Foreclosures keep rising and auction workers keep reading
By Diane Dietz - The Register-Guard- May 12, 2009

Lacy Nash, with Oregon Process Service, often reads foreclosure sale postponements to herself and someone at an adjacent desk in the entrance to the Lane County Courthouse. Legally, foreclosure sales or sale postponements must be read somewhere in the county.

The precise moment that Lane County residents lose their houses to foreclosure — or get a formal reprieve — comes with considerable anti-climax.

On Tuesday, for example, at 11 a.m., attorney Robert Russell stepped into the hallway on the eighth floor of the Citizens Building in downtown Eugene, stood with his left hand in the pocket of his crisply pleated slacks and read a piece of paper.

The foreclosure auction of Meyer’s General Store in Blue River and the attached apartment where the owner lives would be “postponed indefinitely,” Russell said.

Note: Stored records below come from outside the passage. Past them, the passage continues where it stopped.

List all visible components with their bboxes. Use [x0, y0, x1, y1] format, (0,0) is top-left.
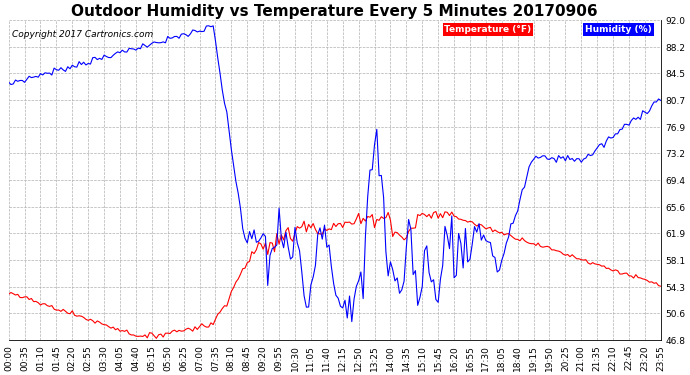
Text: Humidity (%): Humidity (%) — [585, 25, 652, 34]
Text: Copyright 2017 Cartronics.com: Copyright 2017 Cartronics.com — [12, 30, 153, 39]
Text: Temperature (°F): Temperature (°F) — [444, 25, 531, 34]
Title: Outdoor Humidity vs Temperature Every 5 Minutes 20170906: Outdoor Humidity vs Temperature Every 5 … — [72, 4, 598, 19]
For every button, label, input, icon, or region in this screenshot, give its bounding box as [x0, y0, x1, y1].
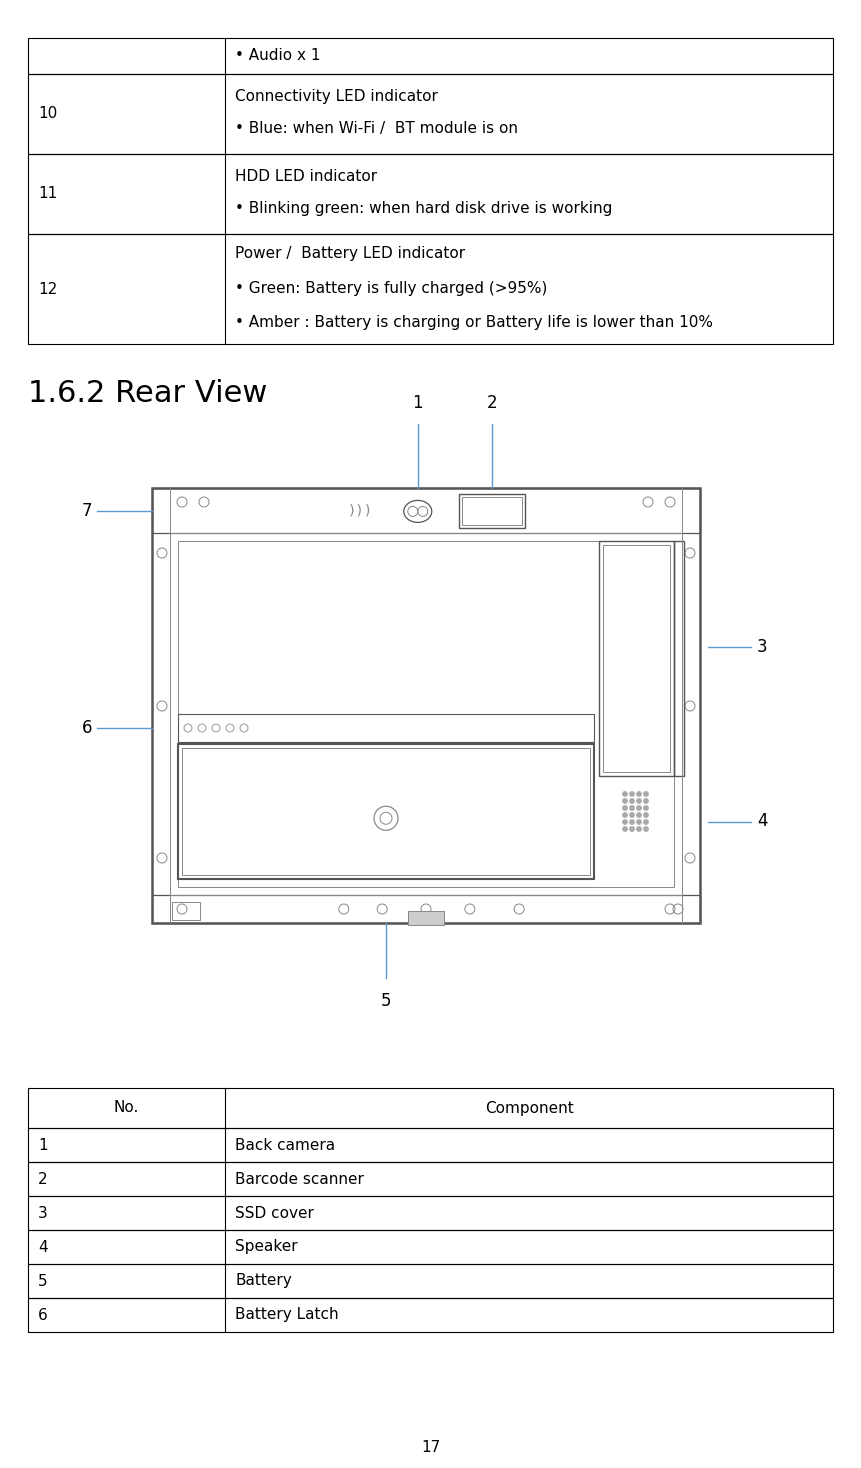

If a reporter hadn’t been there to witness the reading, Russell would have been alone. But he said he’d read the legal paperwork out loud anyway. “Yeah, I’m supposed to,” he said.

Two hours later, in the lobby of the Lane County Court House, Lacey Nash, a young woman with a pierced cheek and a nose ring, took a seat at a Formica table and read the fate of three Eugene houses.

This time, each auction was formally postponed until dates in June and July.

Nash, an employee with Oregon Process Services, said her company either conducts the auctions or postpones the auctions at the same spot at the court house as many as three times each weekday — at 10 a.m., at 11 a.m. and at 1 p.m.

“There’s definitely a lot,” Nash said. “Just this morning we got at least 15 (notices) letting people know their houses are being sold.”